If X is the total no. of seals, then the proportion of marked seals added and marked seals sampled should be the same. So, 10/X = 3/20, or X = (10 x 20)/3 = 66.66666.
However, there is a fairly high chance Andy could have found only 2 marked seals in the sample, in which case the estimated no. of seals would be 100, or 4 marked seals, in which case the estimated no. would be 50 seals.
So, Andy's method of estimating the no. of seals in the box is not a good one! In fact he would be better off just counting them.

What is the area of the shaded section in this rectangle?

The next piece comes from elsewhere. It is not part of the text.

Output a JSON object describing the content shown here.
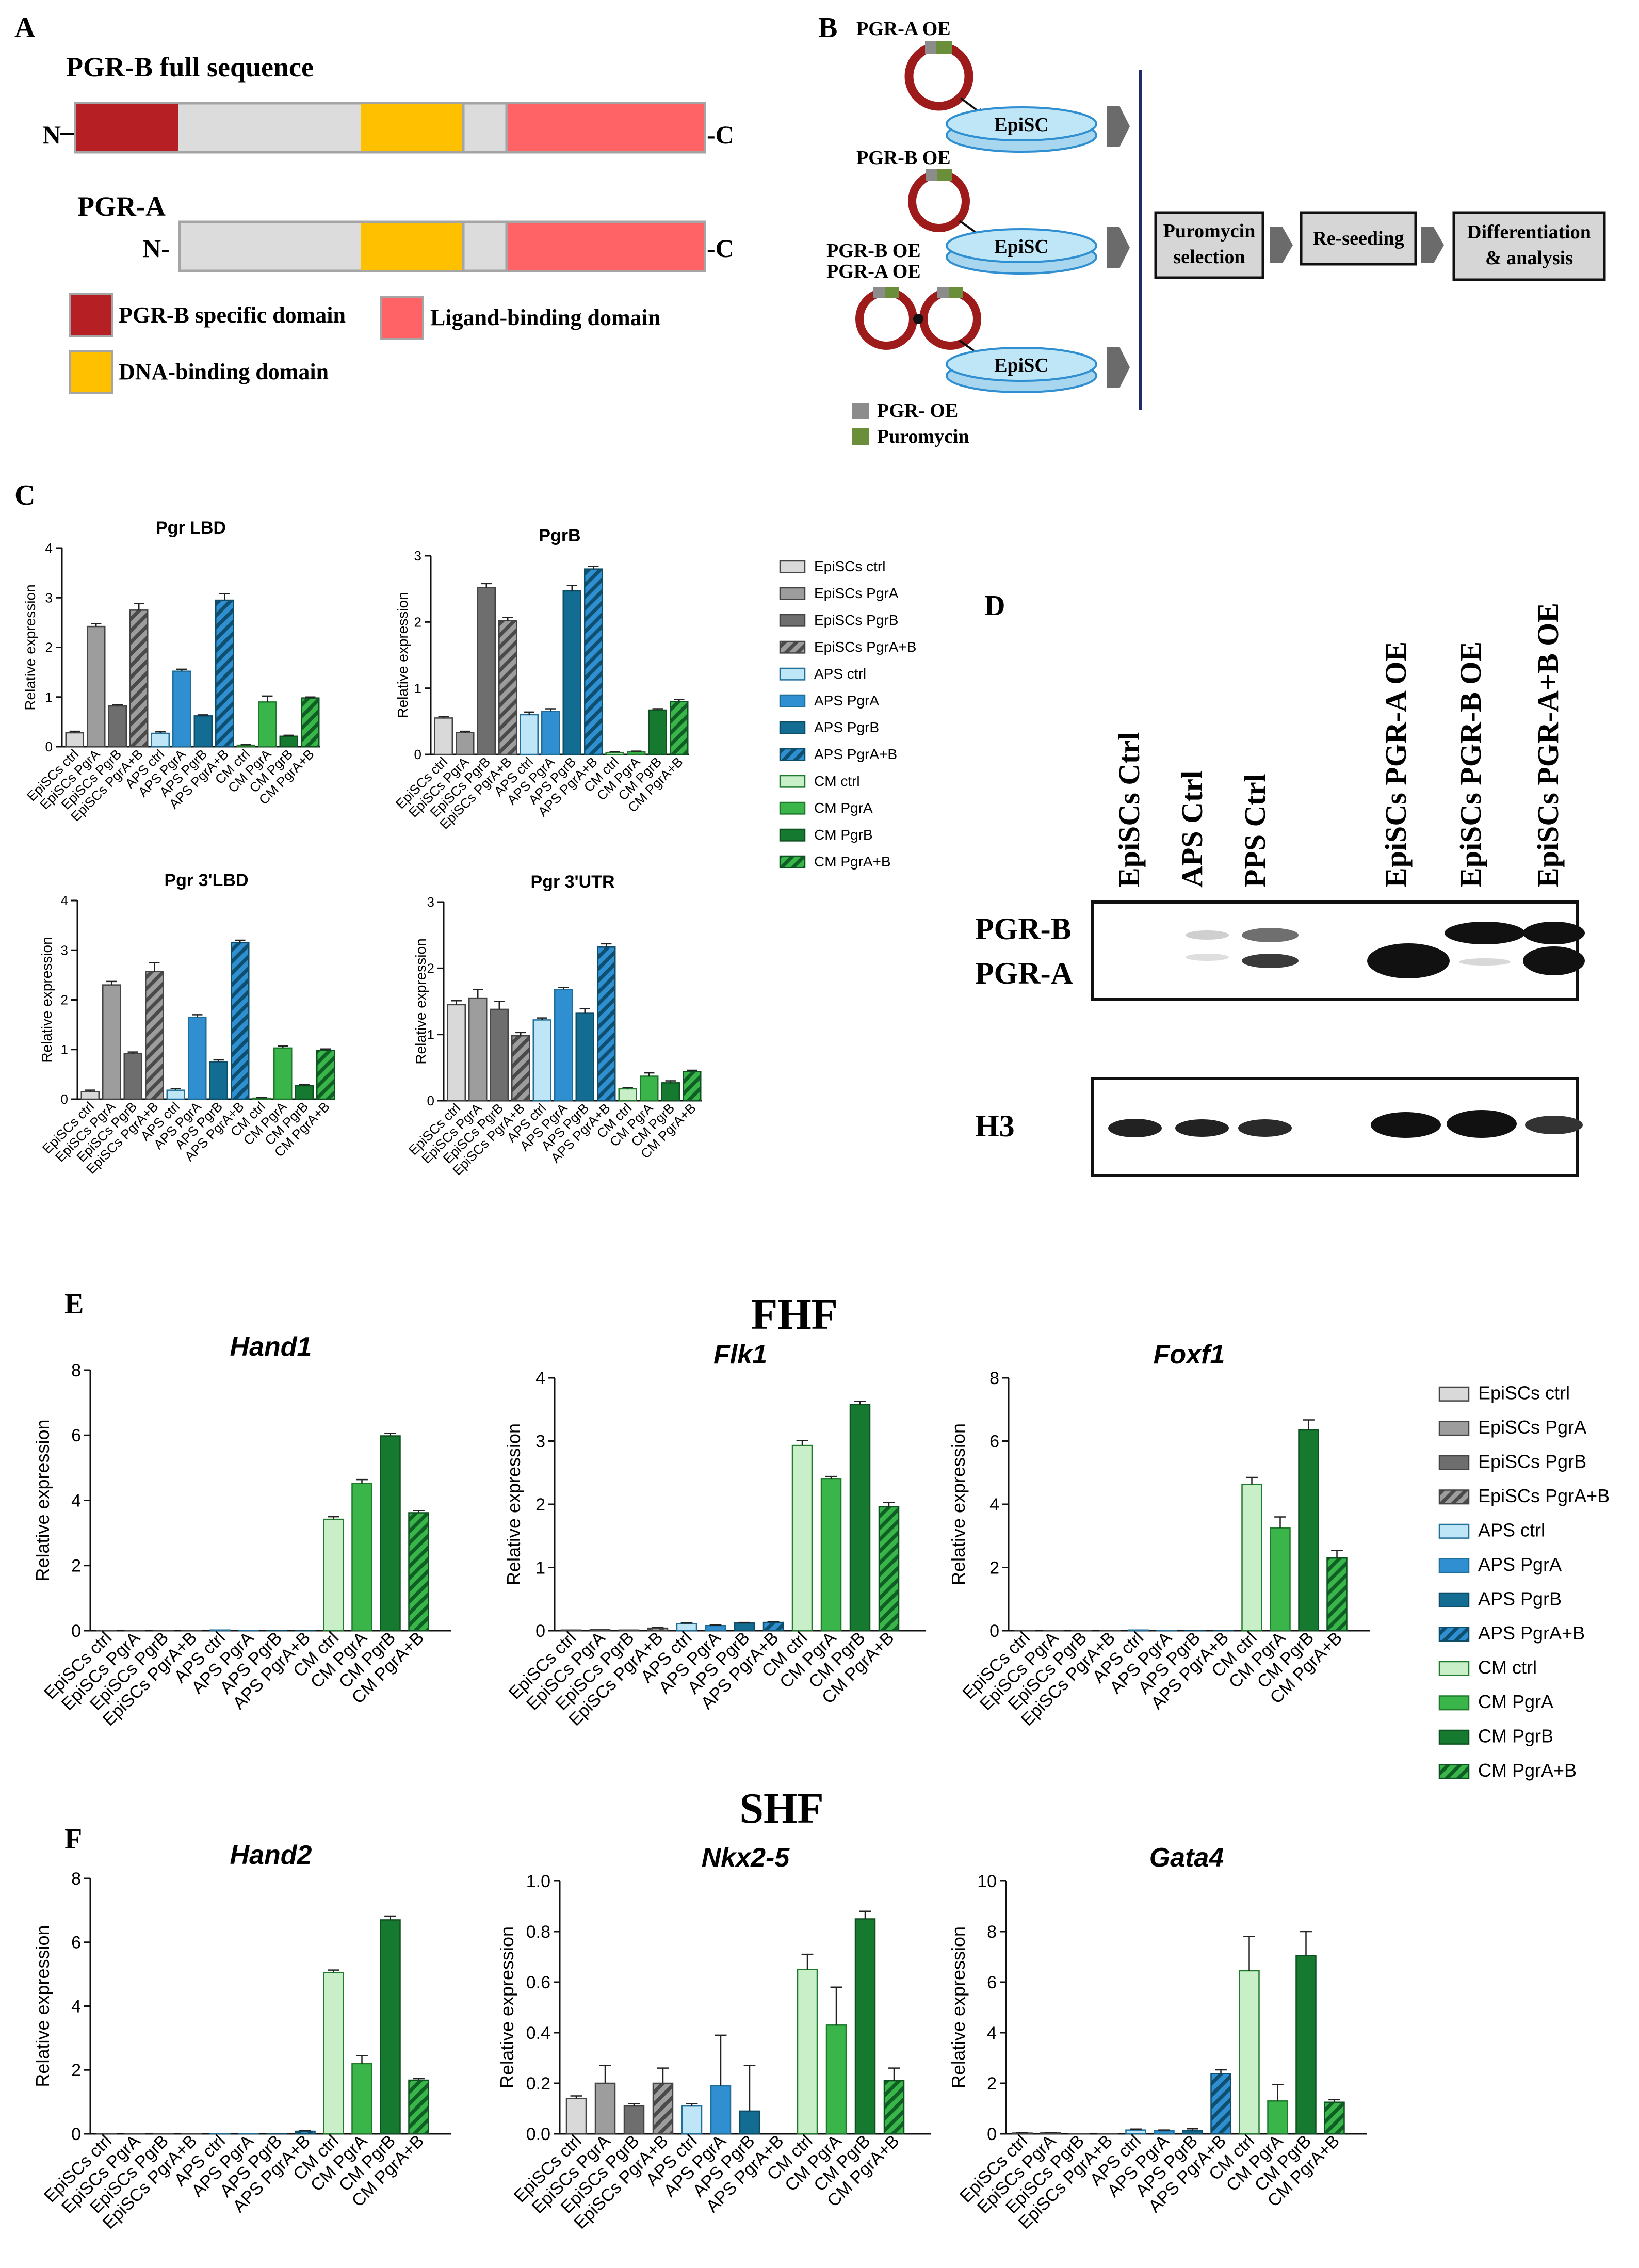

Answer: Not so tricky, once you drew verttical lines to break the rectangle into four smaller ones: showing that exactly half or 21 sq cm of the total area was shaded. Well done, in order of sending in the correct reply,  to: John Bowen, consultant, Bromsgrove, UK; Carlo Nolli, PMG Compounds; Stephan Paischer, head of product management special products, Semperit AG Holding, Vienna, Austria; David Mann, key account manager, SPC Rubber Compounding, UK; Andrew Knox, Rubbond International, Ohé en Laak, The Netherlands; Jose Padron, material development specialist, Waterville TG Inc., Waterville, Québec, Canada; Daniel Willrich, redakteur, AutoRäderReifen-Gummibereifung, Hannover, Germany; Michele Girardi, Scame  Mastaf Spa, Suisio, Italy; Tom Bell, S & T Group LLC, marketing & business services in elastomers, Houston, Texas, USA - and everyone else who had a go.